What Is Int in Computer Programming?

Int is short for "integer." Int is a fundamental type built into the compiler and used to define numeric variables holding whole numbers. C, C++, C# and many other programming languages recognize int as a type. Other data types include float and double.

Because only negative and positive whole numbers can be stored in int variables, 27, 4908 and -6575 are valid int entries, but 5.6 is not.

Numbers with fractional parts require a float or double type variable, both of which can contain decimal points.
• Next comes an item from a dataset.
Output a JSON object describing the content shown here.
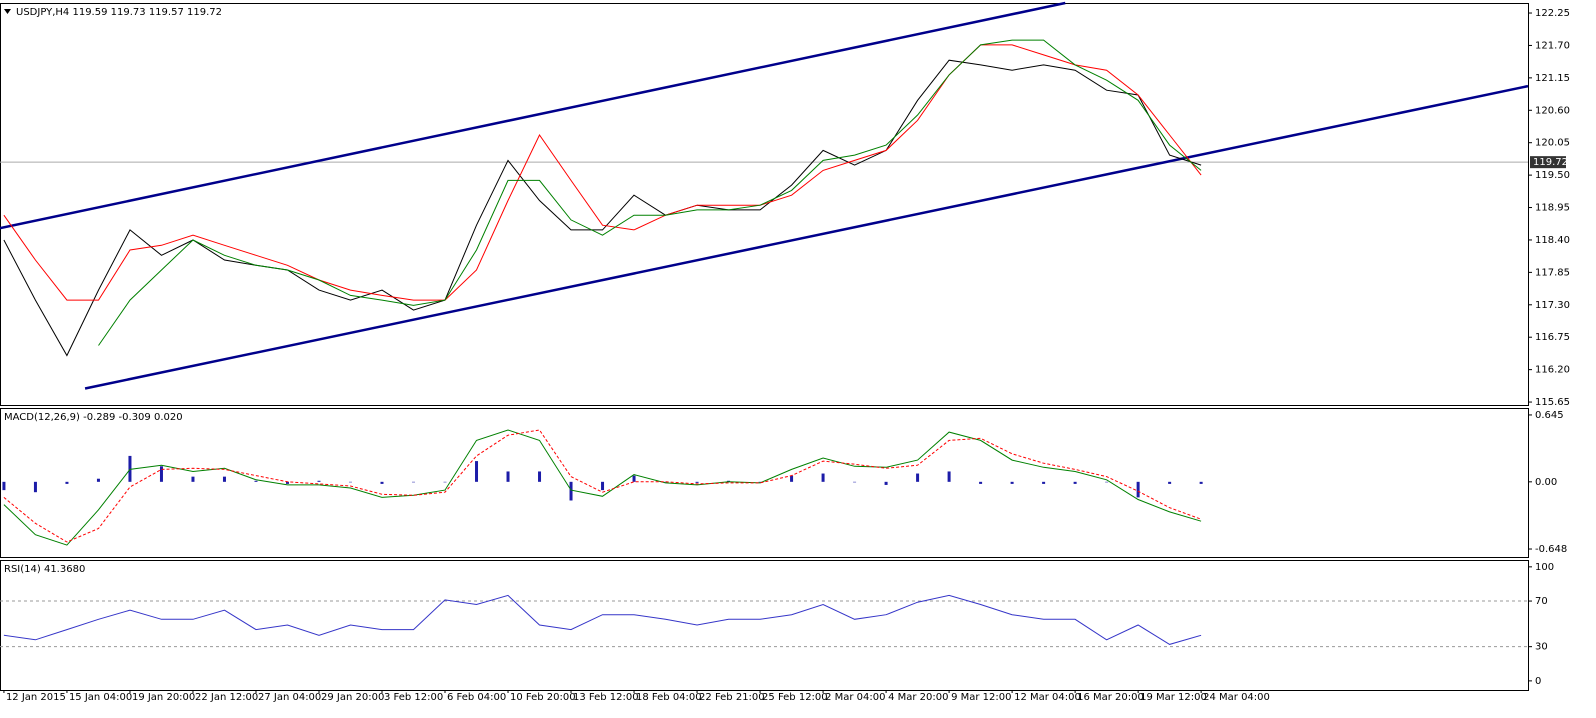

The size of number that can be stored in int is usually not defined in the language, but instead depends on the computer running the program. In C#, int is 32 bits, so the range of values is from -2,147,483,648 to 2,147,483,647. If larger values are required, the double type can be used.

What Is Nullable Int?

Nullable int has the same range of values as int, but it can store null in addition to whole numbers. You can assign a value to nullable int just as you would for int. You can also assign a null value. Nullable int can be useful when you want to add another state (invalid or uninitialized) to a value type. Nullable int cannot be used in loops. Loop variables must always be declared as int.

Int vs. Float and Double

Int is similar to the float and double types, but they serve different purposes.

Int takes up less space, the arithmetic is usually faster, uses only whole numbers, and it uses caches and data transfer bandwidth more efficiently. Float and double types use twice as much memory, can contain a decimal point, and can contain more characters. The difference between float and double types lies in the range of values.

The range of double is twice that of float, and it accommodates more digits.